Attention : un médicament canin peut provoquer de graves troubles neurologiques chez le chat

Image d'illustration. Chat et bol de croquettes au soleilADN
Utiliser un médicament destiné aux chiens pour soigner son chat peut entraîner des effets secondaires sévères chez le félin, allant de simples tremblements à des convulsions, voire au coma. Certaines substances s’avèrent particulièrement dangereuses pour leur santé.
Tl;dr
- Produits antiparasitaires pour chiens toxiques pour chats, lapins.
- Des effets graves voire mortels signalés chaque année.
- L’Anses alerte sur les dangers des erreurs d’usage.
Un danger sous-estimé dans les foyers
Chaque printemps, la vigilance s’impose auprès des propriétaires d’animaux : l’usage inapproprié de produits antiparasitaires peut se révéler fatal pour certains compagnons.
L’Agence nationale de sécurité sanitaire de l’alimentation, de l’environnement et du travail (Anses) a tenu à rappeler ce mercredi 30 avril 2025 que des substances destinées aux chiens, notamment celles à base de perméthrine, peuvent provoquer chez les chats ou les lapins des réactions sévères, parfois irréversibles.

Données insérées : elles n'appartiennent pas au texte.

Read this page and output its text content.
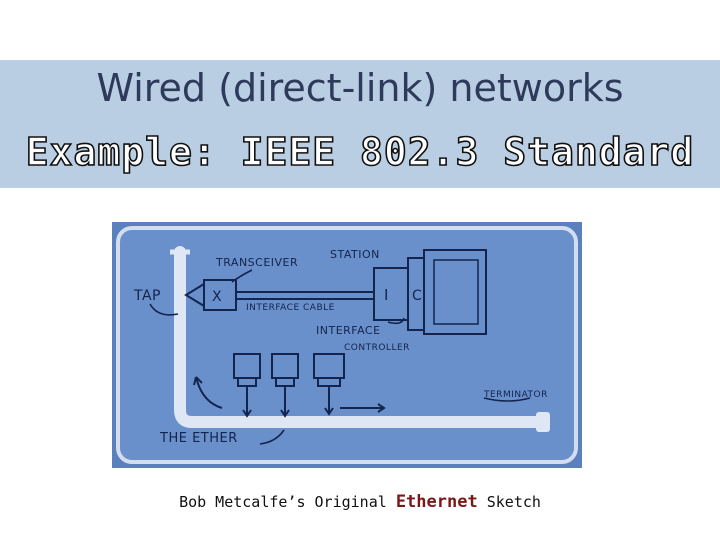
Wired (direct-link) networks
Example: IEEE 802.3 Standard
TRANSCEIVER
STATION
TAP	X
INTERFACE CABLE
I C
INTERFACE
CONTROLLER
TERMINATOR
THE ETHER
Bob Metcalfe’s Original Ethernet Sketch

Des conséquences parfois dramatiques pour les animaux sensibles
Les chiffres communiqués par l’Anses sont édifiants : en France, 82 chats – dont 34 cas graves et quatre mortels – ainsi que 19 lapins, dont trois gravement atteints, ont été victimes d’une exposition accidentelle à ces traitements rien qu’en 2024. Les signes cliniques rapportés varient : chez le chat, on relève fréquemment des « troubles neurologiques, tremblements, convulsions, ataxie, agitation, coma associés parfois à des troubles digestifs ».

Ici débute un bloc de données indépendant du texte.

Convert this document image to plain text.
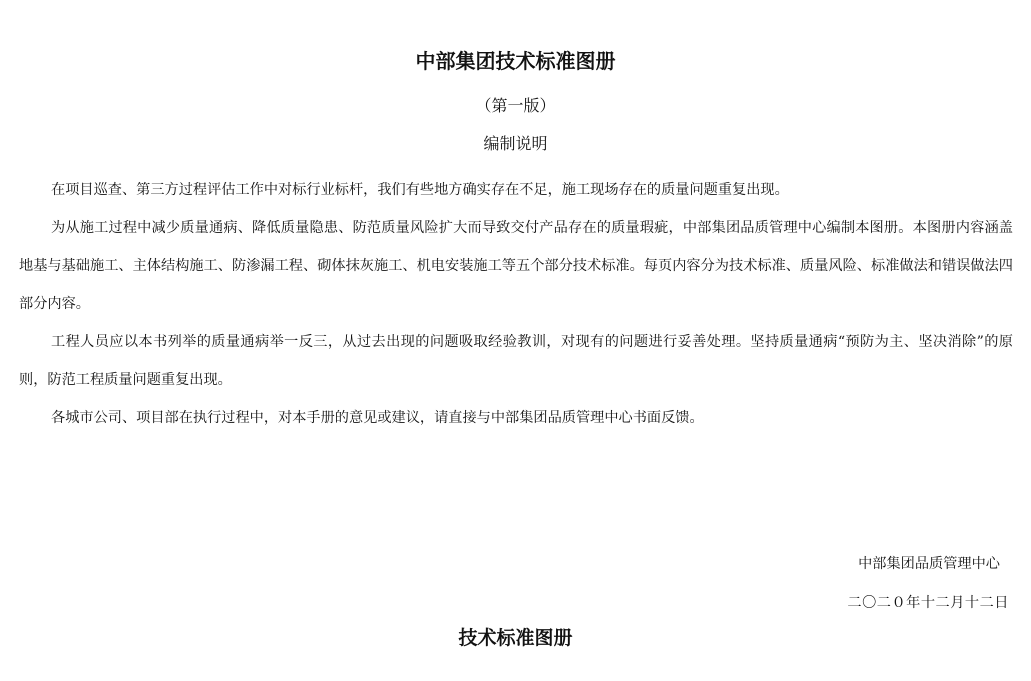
中部集团技术标准图册
（第一版）
编制说明

在项目巡查、第三方过程评估工作中对标行业标杆，我们有些地方确实存在不足，施工现场存在的质量问题重复出现。

为从施工过程中减少质量通病、降低质量隐患、防范质量风险扩大而导致交付产品存在的质量瑕疵，中部集团品质管理中心编制本图册。本图册内容涵盖地基与基础施工、主体结构施工、防渗漏工程、砌体抹灰施工、机电安装施工等五个部分技术标准。每页内容分为技术标准、质量风险、标准做法和错误做法四部分内容。

工程人员应以本书列举的质量通病举一反三，从过去出现的问题吸取经验教训，对现有的问题进行妥善处理。坚持质量通病“预防为主、坚决消除”的原则，防范工程质量问题重复出现。

各城市公司、项目部在执行过程中，对本手册的意见或建议，请直接与中部集团品质管理中心书面反馈。

中部集团品质管理中心
二〇二０年十二月十二日
技术标准图册
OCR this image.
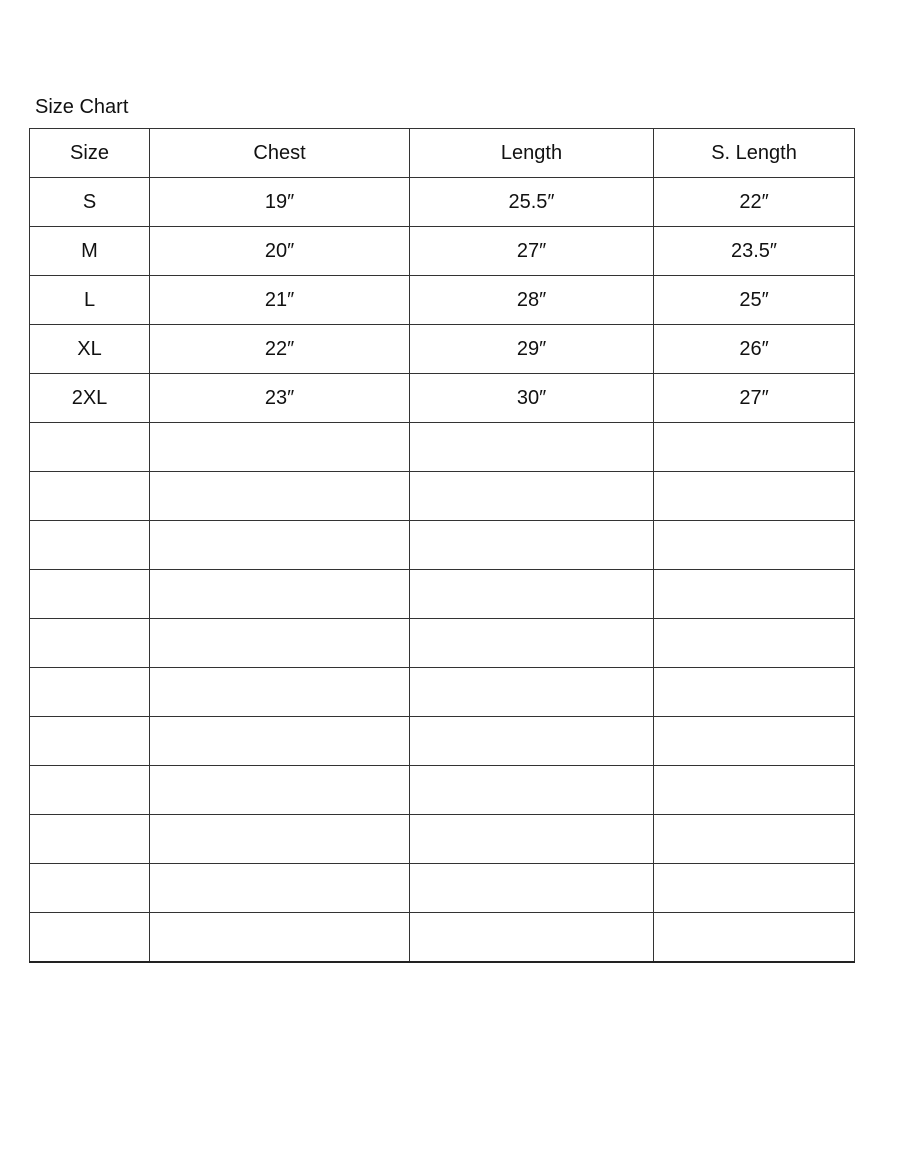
Size Chart
Size	Chest	Length	S. Length
S	19″	25.5″	22″
M	20″	27″	23.5″
L	21″	28″	25″
XL	22″	29″	26″
2XL	23″	30″	27″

Quant aux lapins exposés à des produits contenant du fipronil, initialement développés pour chiens ou chats, ils présentent le plus souvent une perte d’appétit, une léthargie voire des convulsions – autant de manifestations pouvant conduire au décès de l’animal.

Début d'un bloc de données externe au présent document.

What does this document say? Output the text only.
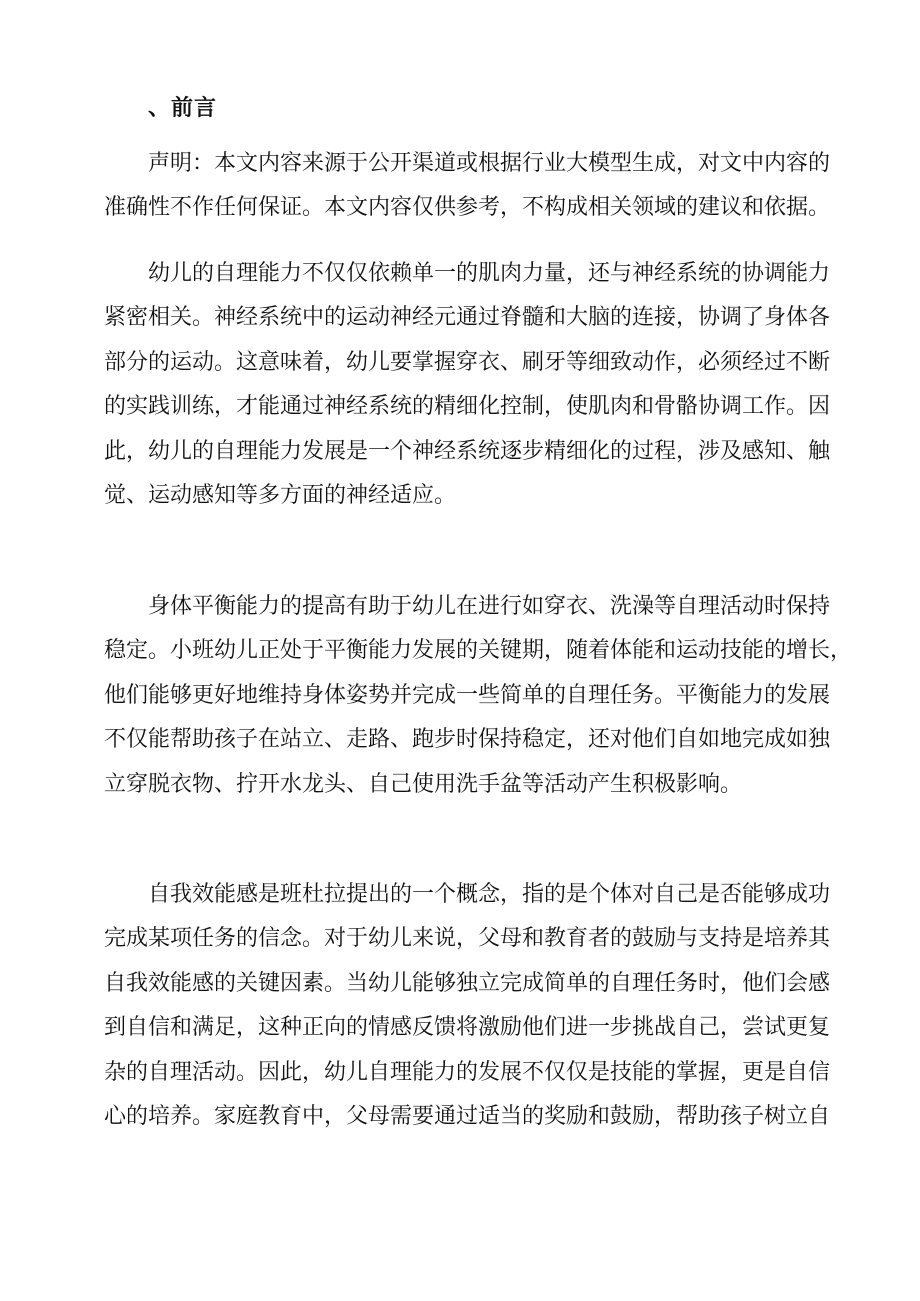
、前言

声明：本文内容来源于公开渠道或根据行业大模型生成，对文中内容的
准确性不作任何保证。本文内容仅供参考，不构成相关领域的建议和依据。

幼儿的自理能力不仅仅依赖单一的肌肉力量，还与神经系统的协调能力
紧密相关。神经系统中的运动神经元通过脊髓和大脑的连接，协调了身体各
部分的运动。这意味着，幼儿要掌握穿衣、刷牙等细致动作，必须经过不断
的实践训练，才能通过神经系统的精细化控制，使肌肉和骨骼协调工作。因
此，幼儿的自理能力发展是一个神经系统逐步精细化的过程，涉及感知、触
觉、运动感知等多方面的神经适应。

身体平衡能力的提高有助于幼儿在进行如穿衣、洗澡等自理活动时保持
稳定。小班幼儿正处于平衡能力发展的关键期，随着体能和运动技能的增长，
他们能够更好地维持身体姿势并完成一些简单的自理任务。平衡能力的发展
不仅能帮助孩子在站立、走路、跑步时保持稳定，还对他们自如地完成如独
立穿脱衣物、拧开水龙头、自己使用洗手盆等活动产生积极影响。

自我效能感是班杜拉提出的一个概念，指的是个体对自己是否能够成功
完成某项任务的信念。对于幼儿来说，父母和教育者的鼓励与支持是培养其
自我效能感的关键因素。当幼儿能够独立完成简单的自理任务时，他们会感
到自信和满足，这种正向的情感反馈将激励他们进一步挑战自己，尝试更复
杂的自理活动。因此，幼儿自理能力的发展不仅仅是技能的掌握，更是自信
心的培养。家庭教育中，父母需要通过适当的奖励和鼓励，帮助孩子树立自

Pipettes et formulations concentrées : un risque majeur même en faible quantité
Ce sont précisément les formulations dites « concentrées », telles que les pipettes administrées en spot-on sur la peau, qui inquiètent particulièrement les autorités sanitaires.
L’Anses insiste : « Quelques gouttes sur la peau ou simplement léchées suffisent à induire des effets graves. » Malgré la présence claire de contre-indications sur les emballages et notices d’utilisation, sans oublier les messages adressés tant aux vétérinaires qu’aux particuliers, ces accidents persistent.
Mieux comprendre pour éviter le pire
Plusieurs éléments expliquent cette décision :
- Méconnaissance des propriétaires, malgré une information croissante.
- Sensibilité différente selon l’espèce traitée.
- Sous-estimation du danger lié aux pipettes concentrées.
Le message est donc limpide : ne jamais traiter un chat ou un lapin avec un antiparasitaire destiné à une autre espèce. La tentation de recycler un produit reste forte mais met leur vie en péril. En cas de doute, consulter un vétérinaire demeure la meilleure option afin d’assurer la sécurité et le bien-être de nos animaux domestiques.